La N-VA prête à discuter d'un impôt sur le capital

13/11/14 à 18:30 - Mise à jour à 20:32

Source: Belga

La N-VA a affiché jeudi à la Chambre sa disposition à discuter d'une taxe sur les fortunes, une demande formulée depuis quelques jours par le CD&V.

La N-VA prête à discuter d'un impôt sur le capital

Johan Van Overtveldt, le nouveau ministre des Finances. © Belga

"Le tax shift (déplacement de la pression fiscale vers d'autres revenus que ceux du travail) doit être examiné. Cela se fera au gouvernement", a indiqué le ministre des Finances Johan Van Overtveldt en se référant à l'accord de gouvernement, "la seule voix qui compte".

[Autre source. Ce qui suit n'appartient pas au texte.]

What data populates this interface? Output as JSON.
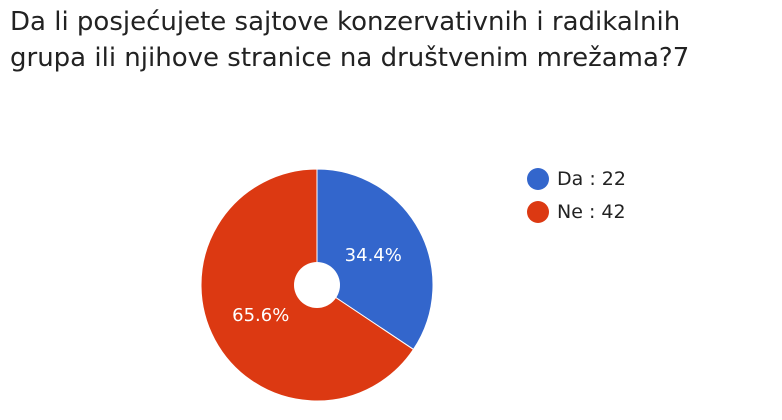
{
  "title_lines": [
    "Da li posjećujete sajtove konzervativnih i radikalnih",
    "grupa ili njihove stranice na društvenim mrežama?7"
  ],
  "chart_data": {
    "type": "pie",
    "title": "Da li posjećujete sajtove konzervativnih i radikalnih grupa ili njihove stranice na društvenim mrežama?7",
    "donut": true,
    "legend_position": "right",
    "slices": [
      {
        "label": "Da",
        "value": 22,
        "percent_label": "34.4%",
        "color": "#3366cc",
        "legend_text": "Da : 22"
      },
      {
        "label": "Ne",
        "value": 42,
        "percent_label": "65.6%",
        "color": "#dc3912",
        "legend_text": "Ne : 42"
      }
    ]
  }
}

L'impôt sur les revenus du capital "peut être examiné dans le cadre global du tax shift", a confirmé le chef de groupe N-VA, Hendrik Vuye, coupant court aux critiques de l'opposition. La discussion pourra avoir lieu à condition notamment qu'on baisse les charges sur le travail. Il ne pourra donc s'agir d'un impôt supplémentaire, a-t-il dit. La N-VA demande également que l'éventuelle taxe sur le capital "ne touche ni les petits épargnants, ni la classe moyenne". Il a ajouté que la N-VA profiterait de la discussion pour mettre un certain nombre de nouveaux éléments socio-économiques sur la table, profitant de l'"ouverture" de l'accord de gouvernement.

Interrogé dans les couloirs de la Chambre, le chef de groupe Open Vld Patrick Dewael a répliqué qu'il n'était pas question d'ouvrir l'accord de gouvernement, celui-ci prévoyant une réforme fiscale. "Tout peut être examiné, je m'en tiens à l'accord de gouvernement", a-t-il dit, citant Bart De Wever qui avait réagi de la sorte à la proposition de Maggie De Block de discuter de l'actuelle politique de pénalisation des drogues.

Interrogeant le ministre avant M. Vuye, Peter Vanvelthoven (sp.a) et Stéphane Crusnière (PS) avaient jugé "criminel" de se priver d'une manne financière potentielle de 2 milliards d'euros dans le contexte social difficile du moment. Ils s'en étaient notamment pris au CD&V coupable à leurs yeux de se limiter à de "belles paroles".

Le CD&V insiste depuis la manifestation du 6 novembre sur la nécessité de mettre les revenus du capital à contribution mais il n'a pas exigé qu'un tel impôt figure dans le budget 2015.

Le ministre du Budget Hervé Jamar avait renvoyé à l'accord de gouvernement qui ne prévoit pas explicitement de taxer les revenus du capital mais il n'avait pas fermé la porte à la discussion si le CD&V déposait une proposition.